Hertel, T., Over, H., Bludau, H., Gierer, M., & Ertl, G. (1994). Na adsorption on Ru(0001): a low-energy electron-diffraction analysis of three ordered phases. Surface Science, 301(1-3), 1-10. doi:10.1016/0039-6028(94)91282-3.

引用: https://hdl.handle.net/21.11116/0000-0009-9DD4-7

要旨

Sodium adsorbed on the Ru(0001) surface below room temperature forms a number of ordered phases, commensurate as well as incommensurate. They are investigated by low-energy electron-diffraction (LEED) and work-function measurements (Δφ).
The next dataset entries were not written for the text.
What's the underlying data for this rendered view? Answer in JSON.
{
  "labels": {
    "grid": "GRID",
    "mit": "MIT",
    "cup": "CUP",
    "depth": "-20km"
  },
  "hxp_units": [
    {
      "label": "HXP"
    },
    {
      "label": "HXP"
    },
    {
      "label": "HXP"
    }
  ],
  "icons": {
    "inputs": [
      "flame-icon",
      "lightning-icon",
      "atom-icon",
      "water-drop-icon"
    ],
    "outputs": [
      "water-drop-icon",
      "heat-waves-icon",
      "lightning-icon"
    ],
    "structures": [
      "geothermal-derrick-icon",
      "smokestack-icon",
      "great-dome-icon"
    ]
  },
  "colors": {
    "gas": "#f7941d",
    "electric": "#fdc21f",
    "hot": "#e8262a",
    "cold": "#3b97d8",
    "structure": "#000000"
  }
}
The structural analyses for the p(2 × 2)-, (√3 × √3)R30°- and (3 × 3)-phases at coverages of 1/4, 1/3 and 4/9, respectively, reveal coverage-dependent adsorption sites. As for K adsorbed on Ru(0001), Na atoms occupy threefold fcc-sites in the p(2 × 2) phase while for the (√3 × √3)R30° phase the hcp site is favoured. A structural analysis of the (3 × 3) phase, including 4 adsorbate atoms within the unit cell, revealed that nearest-neighbour distances are maximized at the cost of occupying low symmetry sites. This conclusion is supported by comparison of relative theoretical and experimental adsorbate-induced spot intensities. For all three phases the Na hard-sphere radii are nearly the same and close to the covalent Pauling radius.